The flood simulation process can be captured in the ‘sub-model process’ component of the ODD. It was noted that those studies that did not use ODD protocol for model description had a comprehensive description of the flood model, albeit done in a non-standardised way. Specific components of the sub-models are not currently well-captured by the ODD. The ODD protocol’s sub-model process component is presently explained by providing a factual description of a sub-model, i.e., “..the model parameters, dimensions, and reference values? How were sub-models designed or chosen, and how were they parameterised and tested?” As we see the application of ABM in conjunction with other complex models such as traffic and urban process models, understanding the development of different processes is as important as understanding the ABM. Therefore, we recommend that the ODD protocols and sub-model processes be improved so that it is better able to capture the functionality of flood models and models in other disciplines.
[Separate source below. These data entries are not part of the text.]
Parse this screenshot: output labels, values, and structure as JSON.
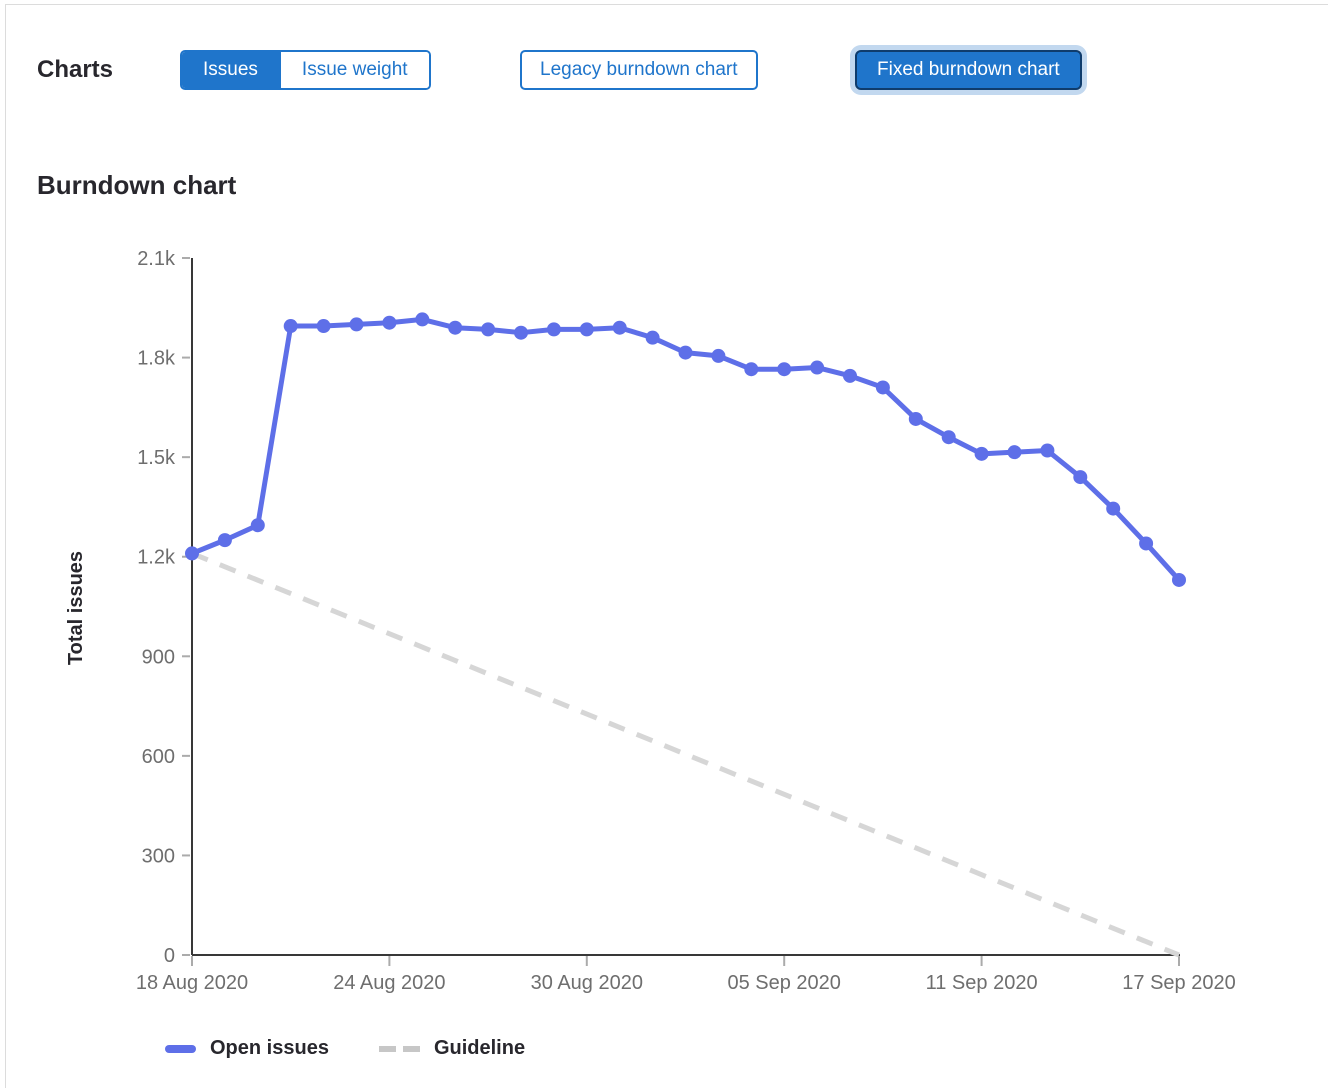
{
  "header": {
    "charts_label": "Charts",
    "issue_toggle": [
      {
        "label": "Issues",
        "selected": true
      },
      {
        "label": "Issue weight",
        "selected": false
      }
    ],
    "chart_version_toggle": [
      {
        "label": "Legacy burndown chart",
        "selected": false
      },
      {
        "label": "Fixed burndown chart",
        "selected": true,
        "focused": true
      }
    ]
  },
  "section_title": "Burndown chart",
  "chart_data": {
    "type": "line",
    "title": "Burndown chart",
    "xlabel": "",
    "ylabel": "Total issues",
    "x": [
      "18 Aug 2020",
      "19 Aug 2020",
      "20 Aug 2020",
      "21 Aug 2020",
      "22 Aug 2020",
      "23 Aug 2020",
      "24 Aug 2020",
      "25 Aug 2020",
      "26 Aug 2020",
      "27 Aug 2020",
      "28 Aug 2020",
      "29 Aug 2020",
      "30 Aug 2020",
      "31 Aug 2020",
      "01 Sep 2020",
      "02 Sep 2020",
      "03 Sep 2020",
      "04 Sep 2020",
      "05 Sep 2020",
      "06 Sep 2020",
      "07 Sep 2020",
      "08 Sep 2020",
      "09 Sep 2020",
      "10 Sep 2020",
      "11 Sep 2020",
      "12 Sep 2020",
      "13 Sep 2020",
      "14 Sep 2020",
      "15 Sep 2020",
      "16 Sep 2020",
      "17 Sep 2020"
    ],
    "series": [
      {
        "name": "Open issues",
        "style": "solid",
        "values": [
          1210,
          1250,
          1295,
          1895,
          1895,
          1900,
          1905,
          1915,
          1890,
          1885,
          1875,
          1885,
          1885,
          1890,
          1860,
          1815,
          1805,
          1765,
          1765,
          1770,
          1745,
          1710,
          1615,
          1560,
          1510,
          1515,
          1520,
          1440,
          1345,
          1240,
          1130
        ]
      },
      {
        "name": "Guideline",
        "style": "dashed",
        "x_indices": [
          0,
          30
        ],
        "values": [
          1210,
          0
        ]
      }
    ],
    "ylim": [
      0,
      2100
    ],
    "yticks": {
      "values": [
        0,
        300,
        600,
        900,
        1200,
        1500,
        1800,
        2100
      ],
      "labels": [
        "0",
        "300",
        "600",
        "900",
        "1.2k",
        "1.5k",
        "1.8k",
        "2.1k"
      ]
    },
    "xticks": {
      "indices": [
        0,
        6,
        12,
        18,
        24,
        30
      ],
      "labels": [
        "18 Aug 2020",
        "24 Aug 2020",
        "30 Aug 2020",
        "05 Sep 2020",
        "11 Sep 2020",
        "17 Sep 2020"
      ]
    },
    "grid": false,
    "legend_position": "bottom"
  },
  "colors": {
    "accent_blue": "#1f75cb",
    "selected_border": "#0f3c6c",
    "focus_ring": "#c2d8ef",
    "line_blue": "#5e6fe8",
    "guideline_gray": "#d6d6d6",
    "legend_dash_gray": "#c7c7c7",
    "axis": "#383838",
    "tick": "#ababab",
    "tick_label": "#6e6e6e",
    "text_dark": "#28272d",
    "panel_border": "#dcdcdc"
  }
}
This will consequently allow the process to be captured more systematically and facilitate comparison across the studies, a purpose on which ODD is based.

Most studies use sensitivity and uncertainty analysis to analyse model results. Other validation approaches, such as comparing the simulated ABM outcome with real-world observation, is generally challenging because of the lack of existing data. For instance, to validate the results and calculate a metric such as the R2 score, existing data must show how people/systems behave, which is difficult to quantify. In these cases, sensitivity analysis is a potential solution. Few studies did not analyse the model results. As a recommendation, model analysis can become part of the ODD protocol, which will compel modellers to think of ways to validate model outputs. Validated model outputs will increase the certainty of the results, and this may channel into higher applicability of ABMs for studies and policy-related work.

The studies which used the ODD protocol for the model description process made it easier to compare the model design process. The studies that did not use the ODD protocol did not have detailed information to fulfil the ODD components. Therefore, the model design process lacked information on different components, which does not facilitate the comparison of models and their results. Generally, with the use of ODD, the protocol was applied well with few instances of incorrect use, likely attributed to lack of proper interpretation of the component definitions.

5 Conclusion

For the FRMA domain, the use of the ODD protocol was only seen in 25% of the studies. The studies which did not explicitly use the ODD had a comprehensive description of the models, albeit done in a non-standardised way, making it difficult to compare these descriptions across studies. The hydrological component is mainly captured in the sub-model process. Presently, this sub-component is not as comprehensive to adequately describe the hydrological process, particularly for the flood models that can allow for comparison of model results. The studies showed promise in calibrating the simulation with explicit space and use of hydrodynamic models. Human decision making is a well-researched area, and the justifications for human decision-making have been well provided. However, institutions’ decision-making warrants further research to understand how they make these decisions. For the design of ABMs, a trade-off between model complexity and simplicity was noted, bearing in mind that the papers simulate other complex processes such as traffic modelling. Before implementing an agent-based model, it is crucial to understand the system to be studied, which will guide the model’s conceptualisation and the requirements for the model development process. Applications of ABMs in the different thematic areas show the effectiveness of flood warnings, evacuation routes, or different policies in a given system setting. The direction of work through ABM can bring hydrological experts and social scientists to work together to have a more significant impact. One of the limitations of the review was that in some papers, it was not possible to get information at a very detailed level. In addition, there was not enough differentiation in the results for some ODD categories, particularly for the design process to include the components as a distinct category.